While some might see dating a system of code as deeply dystopian, Dhaliwal sees the innovation as being as logical as the genesis of email.

“Before email, people would write letters,” he says. “People were like, ‘People are going to stop writing letters. We should shut [email] down.’”

But people didn’t stop writing letters, Dhaliwal notes. People wrote letters when the occasion demanded it, and email helped people across the globe communicate more quickly.

“There is going to be so much value created around this concept of people being able to have a majority of their relationships online and being able to access them whenever they want,” he says. “I think a large part of human evolution and societal evolution in general is driven by how well humans communicate with each other.”

It’s easy and tempting to gawk at the absurdity of dating a nonliving robot being marketed as normal and necessary. One-sided romance is nothing new — think passionless marriages, sugar daddies and babies, people who fall in love with bridges, blow-up dolls and other inanimate objects, celebrity stalkers, catfish and thousands of yearly victims. But the illusion is getting more sophisticated, and the experience more satisfying.

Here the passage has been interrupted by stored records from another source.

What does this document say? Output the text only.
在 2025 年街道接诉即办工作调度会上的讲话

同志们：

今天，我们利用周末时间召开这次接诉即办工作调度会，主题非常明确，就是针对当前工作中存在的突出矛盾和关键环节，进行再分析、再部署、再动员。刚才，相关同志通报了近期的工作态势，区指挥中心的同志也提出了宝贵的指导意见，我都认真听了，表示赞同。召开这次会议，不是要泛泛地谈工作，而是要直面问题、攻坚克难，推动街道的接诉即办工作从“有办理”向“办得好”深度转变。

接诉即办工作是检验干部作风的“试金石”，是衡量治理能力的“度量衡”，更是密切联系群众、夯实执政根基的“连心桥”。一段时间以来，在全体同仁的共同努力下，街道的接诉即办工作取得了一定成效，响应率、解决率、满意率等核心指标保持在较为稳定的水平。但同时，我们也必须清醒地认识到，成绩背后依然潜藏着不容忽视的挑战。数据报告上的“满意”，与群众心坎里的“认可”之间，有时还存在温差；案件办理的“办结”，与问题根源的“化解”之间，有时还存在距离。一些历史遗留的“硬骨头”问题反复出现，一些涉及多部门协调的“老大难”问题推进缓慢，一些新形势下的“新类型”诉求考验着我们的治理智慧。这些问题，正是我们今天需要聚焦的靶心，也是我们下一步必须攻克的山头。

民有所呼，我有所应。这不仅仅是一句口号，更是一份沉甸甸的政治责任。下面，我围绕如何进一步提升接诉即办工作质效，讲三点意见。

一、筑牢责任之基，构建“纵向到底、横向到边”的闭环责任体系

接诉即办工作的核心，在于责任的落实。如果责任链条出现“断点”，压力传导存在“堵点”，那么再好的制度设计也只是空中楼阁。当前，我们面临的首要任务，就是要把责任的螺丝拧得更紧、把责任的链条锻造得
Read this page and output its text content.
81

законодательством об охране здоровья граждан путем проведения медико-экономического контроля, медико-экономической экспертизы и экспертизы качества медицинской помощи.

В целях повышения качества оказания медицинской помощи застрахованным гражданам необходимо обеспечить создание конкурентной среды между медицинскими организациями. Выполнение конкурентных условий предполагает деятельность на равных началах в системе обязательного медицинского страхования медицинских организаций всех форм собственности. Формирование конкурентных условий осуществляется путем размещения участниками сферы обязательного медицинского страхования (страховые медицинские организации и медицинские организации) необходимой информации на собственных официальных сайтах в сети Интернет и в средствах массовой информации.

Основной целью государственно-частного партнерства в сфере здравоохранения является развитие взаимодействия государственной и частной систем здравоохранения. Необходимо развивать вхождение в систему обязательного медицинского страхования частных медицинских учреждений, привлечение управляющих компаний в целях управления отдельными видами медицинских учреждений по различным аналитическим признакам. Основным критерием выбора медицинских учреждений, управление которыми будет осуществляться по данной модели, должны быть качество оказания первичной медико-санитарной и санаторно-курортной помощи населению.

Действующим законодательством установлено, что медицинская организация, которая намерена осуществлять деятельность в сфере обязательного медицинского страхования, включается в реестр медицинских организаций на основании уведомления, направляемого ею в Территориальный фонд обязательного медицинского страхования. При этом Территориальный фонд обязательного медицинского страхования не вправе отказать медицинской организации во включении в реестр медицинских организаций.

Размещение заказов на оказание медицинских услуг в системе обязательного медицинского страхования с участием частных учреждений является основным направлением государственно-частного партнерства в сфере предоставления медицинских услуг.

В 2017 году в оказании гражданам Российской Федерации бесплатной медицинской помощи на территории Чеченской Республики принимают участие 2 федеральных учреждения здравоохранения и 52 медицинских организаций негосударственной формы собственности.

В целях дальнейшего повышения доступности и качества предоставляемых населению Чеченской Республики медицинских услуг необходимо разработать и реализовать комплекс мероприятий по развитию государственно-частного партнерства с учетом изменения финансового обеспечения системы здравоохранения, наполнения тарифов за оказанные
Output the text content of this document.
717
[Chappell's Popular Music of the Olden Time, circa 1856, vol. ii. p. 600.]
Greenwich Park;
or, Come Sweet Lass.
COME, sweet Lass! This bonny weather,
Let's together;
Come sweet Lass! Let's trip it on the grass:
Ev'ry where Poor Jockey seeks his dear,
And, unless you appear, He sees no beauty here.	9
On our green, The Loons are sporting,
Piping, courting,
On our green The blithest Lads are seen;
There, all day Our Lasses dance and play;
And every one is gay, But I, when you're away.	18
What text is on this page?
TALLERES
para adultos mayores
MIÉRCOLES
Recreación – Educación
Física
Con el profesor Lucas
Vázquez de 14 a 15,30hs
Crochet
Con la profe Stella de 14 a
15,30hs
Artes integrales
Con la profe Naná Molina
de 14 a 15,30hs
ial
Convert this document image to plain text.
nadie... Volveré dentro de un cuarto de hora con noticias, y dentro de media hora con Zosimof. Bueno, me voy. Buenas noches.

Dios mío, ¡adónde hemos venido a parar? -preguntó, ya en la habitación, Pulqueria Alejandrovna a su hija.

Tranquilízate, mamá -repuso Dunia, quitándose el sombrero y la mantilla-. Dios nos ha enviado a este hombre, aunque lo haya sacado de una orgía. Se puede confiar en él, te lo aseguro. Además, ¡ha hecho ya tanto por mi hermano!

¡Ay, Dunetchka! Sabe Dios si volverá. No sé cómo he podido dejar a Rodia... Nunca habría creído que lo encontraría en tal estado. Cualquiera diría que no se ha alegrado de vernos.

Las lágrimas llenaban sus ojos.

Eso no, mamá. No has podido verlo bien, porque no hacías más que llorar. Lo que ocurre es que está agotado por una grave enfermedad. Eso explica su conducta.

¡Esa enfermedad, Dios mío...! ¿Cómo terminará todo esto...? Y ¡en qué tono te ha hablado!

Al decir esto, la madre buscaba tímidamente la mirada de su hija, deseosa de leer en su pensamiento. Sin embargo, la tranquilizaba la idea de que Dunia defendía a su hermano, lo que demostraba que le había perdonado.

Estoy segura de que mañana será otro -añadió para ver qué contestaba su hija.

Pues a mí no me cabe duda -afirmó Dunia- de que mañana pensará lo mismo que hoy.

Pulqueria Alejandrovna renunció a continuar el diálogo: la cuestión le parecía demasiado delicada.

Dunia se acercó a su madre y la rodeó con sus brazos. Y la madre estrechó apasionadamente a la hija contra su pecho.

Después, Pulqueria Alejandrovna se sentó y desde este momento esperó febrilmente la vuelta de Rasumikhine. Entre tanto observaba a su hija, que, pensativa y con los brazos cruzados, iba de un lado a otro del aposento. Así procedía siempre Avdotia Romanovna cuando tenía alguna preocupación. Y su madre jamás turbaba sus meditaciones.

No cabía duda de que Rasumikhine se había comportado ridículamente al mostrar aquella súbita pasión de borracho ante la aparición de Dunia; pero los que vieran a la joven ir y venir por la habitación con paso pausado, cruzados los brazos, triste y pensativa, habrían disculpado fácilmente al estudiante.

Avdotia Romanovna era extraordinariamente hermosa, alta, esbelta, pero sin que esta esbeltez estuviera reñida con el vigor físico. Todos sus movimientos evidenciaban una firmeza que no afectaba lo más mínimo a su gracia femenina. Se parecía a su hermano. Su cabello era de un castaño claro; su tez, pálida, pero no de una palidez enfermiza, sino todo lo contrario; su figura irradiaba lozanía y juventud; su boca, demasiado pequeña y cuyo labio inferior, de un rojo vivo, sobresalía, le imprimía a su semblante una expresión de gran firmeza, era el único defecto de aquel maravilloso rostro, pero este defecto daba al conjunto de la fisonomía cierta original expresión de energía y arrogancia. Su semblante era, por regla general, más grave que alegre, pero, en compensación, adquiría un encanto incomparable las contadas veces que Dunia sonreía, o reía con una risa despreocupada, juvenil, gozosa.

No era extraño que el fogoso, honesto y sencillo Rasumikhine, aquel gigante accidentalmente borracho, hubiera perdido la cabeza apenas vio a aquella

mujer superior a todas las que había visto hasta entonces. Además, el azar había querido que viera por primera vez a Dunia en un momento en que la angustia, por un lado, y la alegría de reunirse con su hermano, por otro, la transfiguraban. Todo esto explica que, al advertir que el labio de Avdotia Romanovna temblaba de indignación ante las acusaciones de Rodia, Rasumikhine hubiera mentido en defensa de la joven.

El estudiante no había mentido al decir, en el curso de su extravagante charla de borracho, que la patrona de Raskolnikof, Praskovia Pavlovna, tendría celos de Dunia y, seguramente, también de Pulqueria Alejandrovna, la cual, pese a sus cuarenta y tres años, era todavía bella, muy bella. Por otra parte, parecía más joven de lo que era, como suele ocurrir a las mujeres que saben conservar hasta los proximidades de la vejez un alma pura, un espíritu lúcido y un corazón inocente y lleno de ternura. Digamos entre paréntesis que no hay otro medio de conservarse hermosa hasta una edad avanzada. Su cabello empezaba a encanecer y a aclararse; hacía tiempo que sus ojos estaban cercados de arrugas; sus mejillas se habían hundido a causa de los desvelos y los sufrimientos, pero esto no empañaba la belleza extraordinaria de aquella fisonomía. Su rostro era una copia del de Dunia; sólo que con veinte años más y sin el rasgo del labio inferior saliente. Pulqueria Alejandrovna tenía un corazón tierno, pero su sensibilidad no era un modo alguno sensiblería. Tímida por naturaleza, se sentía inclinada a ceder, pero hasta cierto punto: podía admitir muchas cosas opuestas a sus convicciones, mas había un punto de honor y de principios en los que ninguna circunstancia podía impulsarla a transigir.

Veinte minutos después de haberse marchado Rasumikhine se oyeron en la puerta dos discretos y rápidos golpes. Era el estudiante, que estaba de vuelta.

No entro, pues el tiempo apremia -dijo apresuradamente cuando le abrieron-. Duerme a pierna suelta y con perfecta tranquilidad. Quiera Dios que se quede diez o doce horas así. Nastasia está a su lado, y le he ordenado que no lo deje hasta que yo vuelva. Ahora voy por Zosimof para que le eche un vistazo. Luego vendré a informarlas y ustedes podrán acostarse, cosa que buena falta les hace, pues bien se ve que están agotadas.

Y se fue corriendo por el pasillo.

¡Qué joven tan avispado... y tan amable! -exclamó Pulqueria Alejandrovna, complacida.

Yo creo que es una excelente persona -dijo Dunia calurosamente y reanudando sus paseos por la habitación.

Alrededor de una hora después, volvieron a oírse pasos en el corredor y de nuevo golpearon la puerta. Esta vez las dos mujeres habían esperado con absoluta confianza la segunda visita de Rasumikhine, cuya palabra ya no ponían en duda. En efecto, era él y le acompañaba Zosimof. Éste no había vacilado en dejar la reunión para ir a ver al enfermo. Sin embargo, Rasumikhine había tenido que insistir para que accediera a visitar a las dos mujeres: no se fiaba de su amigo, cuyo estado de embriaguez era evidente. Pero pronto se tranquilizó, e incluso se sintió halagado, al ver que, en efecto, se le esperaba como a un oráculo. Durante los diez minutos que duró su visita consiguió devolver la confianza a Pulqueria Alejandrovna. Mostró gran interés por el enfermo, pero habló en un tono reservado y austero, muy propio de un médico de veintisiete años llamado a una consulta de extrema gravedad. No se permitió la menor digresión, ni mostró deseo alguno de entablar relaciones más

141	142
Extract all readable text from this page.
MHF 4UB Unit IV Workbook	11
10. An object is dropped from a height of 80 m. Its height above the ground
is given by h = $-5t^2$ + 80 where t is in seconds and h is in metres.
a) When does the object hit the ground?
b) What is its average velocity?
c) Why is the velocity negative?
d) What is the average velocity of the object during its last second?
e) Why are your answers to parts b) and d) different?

AI "personalities" have become popular in the worlds of entertainment (such as rapper FN Meka, who earned a major label deal and then was "fired" for using the N-word, as a white man's design), as Instagram influencers, and in the world of fashion, with AI models replacing human models, no matter how much the latter can be altered through beauty procedures and Photoshop.

AI systems are attractive "companions" because they are readily available and reliably affirming. Increasing the accessibility of this companionship doesn’t strengthen that connection — though perhaps any connection is better than none.

In Social Discovery's report, 42% of those surveyed stated that “AI has helped reduce anxiety around their own sexuality.”

In an article for Hypebae, Gigi Fong spoke with EVA AI’s CEO Tany Save, who recounted interviewing an EVA AI user. In this interview, a female user claimed that using EVA AI led her to realize that she was bisexual and calling off her engagement to her then fiancé.

Choosing an AI chatbot as a companion isn’t without its own set of serious woes. Dhaliwal says that early versions of EVA AI and similar chatbots were too agreeable.

“There were examples of people saying they wanted to hurt himself or hurt someone else or do something terrible,” he says. “And the bot would encourage it, saying ‘I support you,’ or being super positive about everything.”

Social Discovery Group is avoiding these situations by putting up guard rails against those types of responses, prompting the chatbot to now encourage users to seek help outside of the AI.

Dhaliwal categorizes dating into three categories: Dating 1.0 includes your run-of-the-mill, friend-of-a-friend, in-person dates; Dating 2.0 entails online dating platforms such as Tinder, Bumble, and Hinge; finally, Dating 3.0 is the realm of apps such as EVA AI. This third category is where technology itself is used to create relationships.

While Dating 3.0 feels like an entirely new realm, Dhaliwal says that AI features have already been introduced to online dating platforms.

“Examples of that are conversation starters and suggested responses,” he says. “When you are chatting with somebody, sometimes you are not sure what to say [or] how to keep the conversation going, you can use AI to help think of something cool to say.”

While EVA AI is just the latest example of AI-infused romance settling into the attention economy, the app calls into question where the internet and technology stand in relation to our personal lives — should we be anticipating an Olivia Rodrigo album that chronicles a breakup with an AI dialog system? We’d listen … that’s for sure.

Whether romantic companionship with AI dialog systems is really the ticket to a less atomized world or just another cop-out of investing in actual community, “we should at least be asking the question," Dhaliwal says.